Für https braucht man sogenannte Zertifikate auf dem Webserver, die von Zertifizierungsstellen (CA) elektronisch unterschrieben sind, deren Identitäten (Stammzertifikate) wiederum im Browser hinterlegt sind. Ist das Zertifikat des Webservers nicht von einer im Browser hinterlegten CA unterschrieben, baut der Browser keine Verbindung auf. Man kann dann entweder den Browser anweisen, das Zertifikat trotzdem zu akzeptieren, oder man besorgt sich das Stammzertifikat der CA, die das Zertifikat unterschrieben hat, und importiert es in den Browser. Das Letztere ist kompliziert, erteilt großzügig Rechte und ist Nutzern im Firmenumfeld oft nicht gestattet, das Erstere wird von den Browserherstellern absichtlich immer schwieriger gemacht, und kommerzielle „Sicherheits“-Produkte lehnen diese Zertifikate in ihrer Standardeinstellung ab. Warum?

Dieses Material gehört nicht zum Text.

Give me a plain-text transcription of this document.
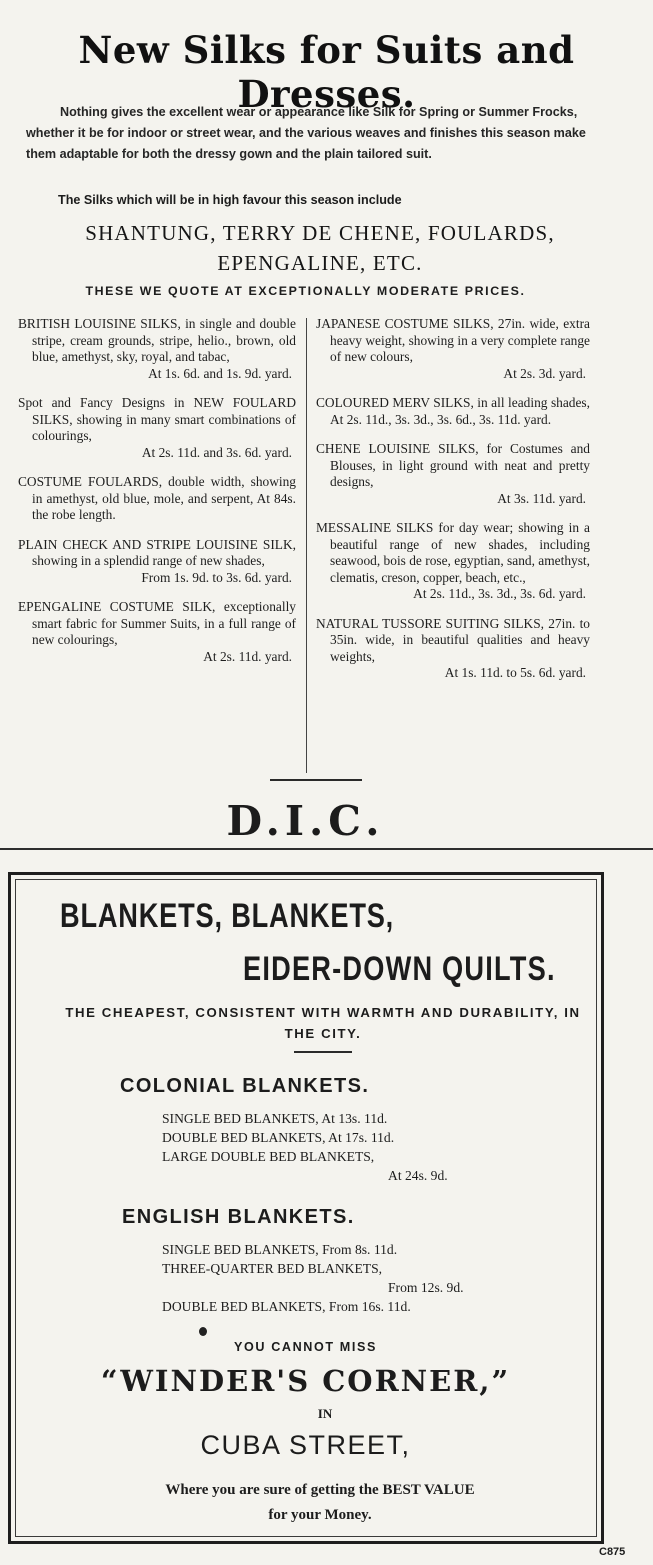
New Silks for Suits and Dresses.
Nothing gives the excellent wear or appearance like Silk for Spring or Summer Frocks, whether it be for indoor or street wear, and the various weaves and finishes this season make them adaptable for both the dressy gown and the plain tailored suit.
The Silks which will be in high favour this season include
SHANTUNG, TERRY DE CHENE, FOULARDS,
EPENGALINE, ETC.
THESE WE QUOTE AT EXCEPTIONALLY MODERATE PRICES.
BRITISH LOUISINE SILKS, in single and double stripe, cream grounds, stripe, helio., brown, old blue, amethyst, sky, royal, and tabac,
At 1s. 6d. and 1s. 9d. yard.
Spot and Fancy Designs in NEW FOULARD SILKS, showing in many smart combinations of colourings,
At 2s. 11d. and 3s. 6d. yard.
COSTUME FOULARDS, double width, showing in amethyst, old blue, mole, and serpent, At 84s. the robe length.
PLAIN CHECK AND STRIPE LOUISINE SILK, showing in a splendid range of new shades,
From 1s. 9d. to 3s. 6d. yard.
EPENGALINE COSTUME SILK, exceptionally smart fabric for Summer Suits, in a full range of new colourings,
At 2s. 11d. yard.
JAPANESE COSTUME SILKS, 27in. wide, extra heavy weight, showing in a very complete range of new colours,
At 2s. 3d. yard.
COLOURED MERV SILKS, in all leading shades, At 2s. 11d., 3s. 3d., 3s. 6d., 3s. 11d. yard.
CHENE LOUISINE SILKS, for Costumes and Blouses, in light ground with neat and pretty designs,
At 3s. 11d. yard.
MESSALINE SILKS for day wear; showing in a beautiful range of new shades, including seawood, bois de rose, egyptian, sand, amethyst, clematis, creson, copper, beach, etc.,
At 2s. 11d., 3s. 3d., 3s. 6d. yard.
NATURAL TUSSORE SUITING SILKS, 27in. to 35in. wide, in beautiful qualities and heavy weights,
At 1s. 11d. to 5s. 6d. yard.
D.I.C.
BLANKETS, BLANKETS,
EIDER-DOWN QUILTS.
THE CHEAPEST, CONSISTENT WITH WARMTH AND DURABILITY, IN THE CITY.
COLONIAL BLANKETS.
SINGLE BED BLANKETS, At 13s. 11d.
DOUBLE BED BLANKETS, At 17s. 11d.
LARGE DOUBLE BED BLANKETS,
At 24s. 9d.
ENGLISH BLANKETS.
SINGLE BED BLANKETS, From 8s. 11d.
THREE-QUARTER BED BLANKETS,
From 12s. 9d.
DOUBLE BED BLANKETS, From 16s. 11d.
YOU CANNOT MISS
“WINDER'S CORNER,”
IN
CUBA STREET,
Where you are sure of getting the BEST VALUE
for your Money.
C875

Der, der am meisten vertrauenswürdig ist, ein Zertifikat zu unterschreiben, ist der Betreiber der Webseite. Damit ist aber kein Geld zu verdienen. Daher ist das mit aller Macht ausgerollte Verfahren folgendes: Nicht der Betreiber unterschreibt sein Zertifikat, sondern meist kommerziell ausgerichtete Zertifizierungsstellen, die Geld für ihre Unterschrift nehmen und deren Stammzertifikate in allen gängigen Browsern vorinstalliert sind. Diese Zertifizierungsstellen fallen gelegentlich durch Sicherheitsmängel, Korruption oder Gefälligkeiten gegenüber „fortgeschrittenen Demokratien“ auf, stellen also „Bedarfsträgern“ heimlich Zertifikate für Webseiten anderer Leute aus. Sicherheit geht anders, aber um Sicherheit geht es nur vordergründig.
Es gibt auch Zertifizierungsstellen, die nichtkommerziell ausgerichtet sind. Allerdings fallen deren Unterschriften durch eine lächerlich geringe zeitliche Gültigkeit auf, was an die kostenlose Abgabe von Drogen zum Anfixen erinnert.
Sind alle Webseiten auf https umgestellt, hängen die Betreiber an den Zertifizierungsstellen wie ein Junkie an der Nadel. Sind sich die Zertifizierungsstellen einig (oder werden sie „überzeugt“), dass die Inhalte mancher Webseiten „unpassend“ sind, können sie die Zertifikate verweigern oder so teuer machen, dass man sie sich nicht leisten kann. Dann kann die große Masse der Internet-Nutzer die Seiten nicht aufrufen. Aber eine Zensur findet selbstverständlich nicht statt. Das wäre Stoff für eine Verschwörungstheorie. Man sollte keine Verschwörung annehmen, wo „Gut gemeint ist das Gegenteil von gut gemacht“ als Erklärung ausreicht.